The described method. 14. The method according to claim 13, wherein the genomic DNA sequence surrounding the gene coding DNA sequence is a promoter sequence or a control sequence. 15. A nucleic acid fragment or derivative thereof for use as a probe on a nucleic acid sequence, obtained by amplifying a eukaryotic nucleic acid sequence with at least one primer homologous to MITE. 16. A nucleic acid fragment or derivative thereof according to claim 15, for marker-assisted selection (MAS), map-based cloning, hybrid assays, fingerprinting, genotyping, and allele-specific markers. Use of. 17. The method according to claim 2, wherein the eukaryote is a plant, animal or fungus. 18. The method of claim 3, wherein the eukaryotic organism is a plant. 19. A method of genomic mapping, comprising the steps of: a) fractionating a genomic of a eukaryotic organism; b) cloning the fractionated genomic into a vector; The vector so amplified is tested by amplifying the DNA in the cloned vector with a first primer and a second primer homologous to the small inverted repeat transposable element (MITE), With the proviso that the first primer is capable of hybridizing to a small inverted repeatable transposable element (MITE) in the DNA and the second primer is identical or not identical to the first primer and is homologous to the MIT sequence. D) separating the desired extension products by size; e) measuring the pattern of the extension products; It said method comprising the reconstitution of a genomic from to f) overlapping patterns. 20. A method for mapping a polymorphic genetic marker, comprising: a) providing a mixture of nucleic acid sequences digested with a restriction enzyme from a biological sample from a eukaryotic organism; b) the enzyme. The mixture of digested nucleic acid sequences is combined with a first inverted homologous inverted repeatable element (MITE) primer, a fragment or derivative thereof, and a second primer.

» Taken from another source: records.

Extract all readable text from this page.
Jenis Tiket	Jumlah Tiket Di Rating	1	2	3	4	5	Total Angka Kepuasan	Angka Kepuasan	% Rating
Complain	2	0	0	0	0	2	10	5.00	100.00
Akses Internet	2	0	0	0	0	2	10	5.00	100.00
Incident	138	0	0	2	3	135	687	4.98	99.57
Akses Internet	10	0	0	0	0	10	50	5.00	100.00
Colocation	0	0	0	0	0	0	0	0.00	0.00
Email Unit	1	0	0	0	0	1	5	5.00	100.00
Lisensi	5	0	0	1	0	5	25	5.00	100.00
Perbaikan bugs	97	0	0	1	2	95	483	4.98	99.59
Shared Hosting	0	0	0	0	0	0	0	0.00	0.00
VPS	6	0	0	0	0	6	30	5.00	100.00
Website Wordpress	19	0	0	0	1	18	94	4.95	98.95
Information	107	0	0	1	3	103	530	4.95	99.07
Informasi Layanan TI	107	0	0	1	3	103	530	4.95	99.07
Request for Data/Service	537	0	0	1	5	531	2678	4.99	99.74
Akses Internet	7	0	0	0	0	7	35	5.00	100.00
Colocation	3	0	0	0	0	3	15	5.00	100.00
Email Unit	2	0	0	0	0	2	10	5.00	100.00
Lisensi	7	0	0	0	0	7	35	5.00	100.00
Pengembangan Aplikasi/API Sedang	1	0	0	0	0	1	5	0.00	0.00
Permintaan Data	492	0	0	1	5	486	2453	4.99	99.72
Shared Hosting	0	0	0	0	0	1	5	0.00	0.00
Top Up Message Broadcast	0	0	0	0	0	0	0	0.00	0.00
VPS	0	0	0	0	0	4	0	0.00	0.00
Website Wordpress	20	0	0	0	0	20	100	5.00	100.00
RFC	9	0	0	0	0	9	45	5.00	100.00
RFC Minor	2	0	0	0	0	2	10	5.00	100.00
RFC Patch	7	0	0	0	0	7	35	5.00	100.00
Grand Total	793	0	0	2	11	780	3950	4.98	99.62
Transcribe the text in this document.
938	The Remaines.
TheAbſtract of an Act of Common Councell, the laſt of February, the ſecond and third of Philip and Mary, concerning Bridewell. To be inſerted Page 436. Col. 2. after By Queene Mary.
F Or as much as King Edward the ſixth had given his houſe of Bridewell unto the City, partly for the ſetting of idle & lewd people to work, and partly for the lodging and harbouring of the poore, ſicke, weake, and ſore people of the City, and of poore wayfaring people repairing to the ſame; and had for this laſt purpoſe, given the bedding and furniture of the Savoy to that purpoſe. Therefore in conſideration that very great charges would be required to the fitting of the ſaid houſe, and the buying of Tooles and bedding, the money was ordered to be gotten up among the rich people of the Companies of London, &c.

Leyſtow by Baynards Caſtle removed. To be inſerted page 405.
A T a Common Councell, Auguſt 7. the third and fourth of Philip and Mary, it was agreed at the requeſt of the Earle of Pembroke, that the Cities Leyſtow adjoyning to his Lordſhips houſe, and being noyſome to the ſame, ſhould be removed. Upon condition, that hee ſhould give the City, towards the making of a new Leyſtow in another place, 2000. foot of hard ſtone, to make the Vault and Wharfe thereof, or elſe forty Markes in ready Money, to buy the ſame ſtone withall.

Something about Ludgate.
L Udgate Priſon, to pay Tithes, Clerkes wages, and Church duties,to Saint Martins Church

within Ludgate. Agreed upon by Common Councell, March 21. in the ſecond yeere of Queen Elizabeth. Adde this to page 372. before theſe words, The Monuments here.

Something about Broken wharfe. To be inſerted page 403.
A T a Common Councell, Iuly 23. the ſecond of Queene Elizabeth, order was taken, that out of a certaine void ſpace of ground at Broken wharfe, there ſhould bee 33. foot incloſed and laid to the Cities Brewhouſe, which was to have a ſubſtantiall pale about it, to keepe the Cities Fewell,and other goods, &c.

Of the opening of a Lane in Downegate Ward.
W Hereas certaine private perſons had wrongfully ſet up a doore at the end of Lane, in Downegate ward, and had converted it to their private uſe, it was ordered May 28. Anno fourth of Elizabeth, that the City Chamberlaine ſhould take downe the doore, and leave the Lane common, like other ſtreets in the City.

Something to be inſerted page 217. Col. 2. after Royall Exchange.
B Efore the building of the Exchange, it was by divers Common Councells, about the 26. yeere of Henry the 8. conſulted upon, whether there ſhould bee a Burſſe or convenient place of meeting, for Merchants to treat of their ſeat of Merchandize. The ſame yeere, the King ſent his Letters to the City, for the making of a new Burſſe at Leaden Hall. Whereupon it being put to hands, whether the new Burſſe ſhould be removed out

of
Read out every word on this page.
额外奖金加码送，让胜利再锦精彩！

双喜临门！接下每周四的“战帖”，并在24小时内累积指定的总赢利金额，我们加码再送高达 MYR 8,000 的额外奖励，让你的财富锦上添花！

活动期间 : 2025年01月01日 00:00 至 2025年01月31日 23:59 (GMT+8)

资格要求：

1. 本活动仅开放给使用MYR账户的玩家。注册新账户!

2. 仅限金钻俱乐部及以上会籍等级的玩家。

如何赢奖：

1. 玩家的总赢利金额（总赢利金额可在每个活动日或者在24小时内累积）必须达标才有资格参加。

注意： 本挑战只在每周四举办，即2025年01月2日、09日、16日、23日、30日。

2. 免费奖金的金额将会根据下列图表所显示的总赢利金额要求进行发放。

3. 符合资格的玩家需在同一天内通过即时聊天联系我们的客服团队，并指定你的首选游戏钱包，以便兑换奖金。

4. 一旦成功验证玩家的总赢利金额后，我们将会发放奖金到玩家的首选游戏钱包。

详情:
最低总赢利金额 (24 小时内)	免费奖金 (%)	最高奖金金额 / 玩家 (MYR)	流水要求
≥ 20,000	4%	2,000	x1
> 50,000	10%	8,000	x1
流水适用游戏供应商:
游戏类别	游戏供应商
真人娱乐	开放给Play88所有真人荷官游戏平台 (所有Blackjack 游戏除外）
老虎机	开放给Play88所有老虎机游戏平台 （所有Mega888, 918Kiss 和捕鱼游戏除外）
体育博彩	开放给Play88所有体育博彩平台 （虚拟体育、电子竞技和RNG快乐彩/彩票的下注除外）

Amplify using primers, except that the first primer is specific for MITE and the second primer is identical or not identical to the first primer,
And c) identifying a set of separately amplified nucleic acid sequences in the mixture; and d) identifying at least one of the separately amplified nucleic acid sequences as homologous or non-homologous to the MITE sequence; Such a method, which comprises mapping to a genetic polymorphism, thereby providing a marker for the polymorphism.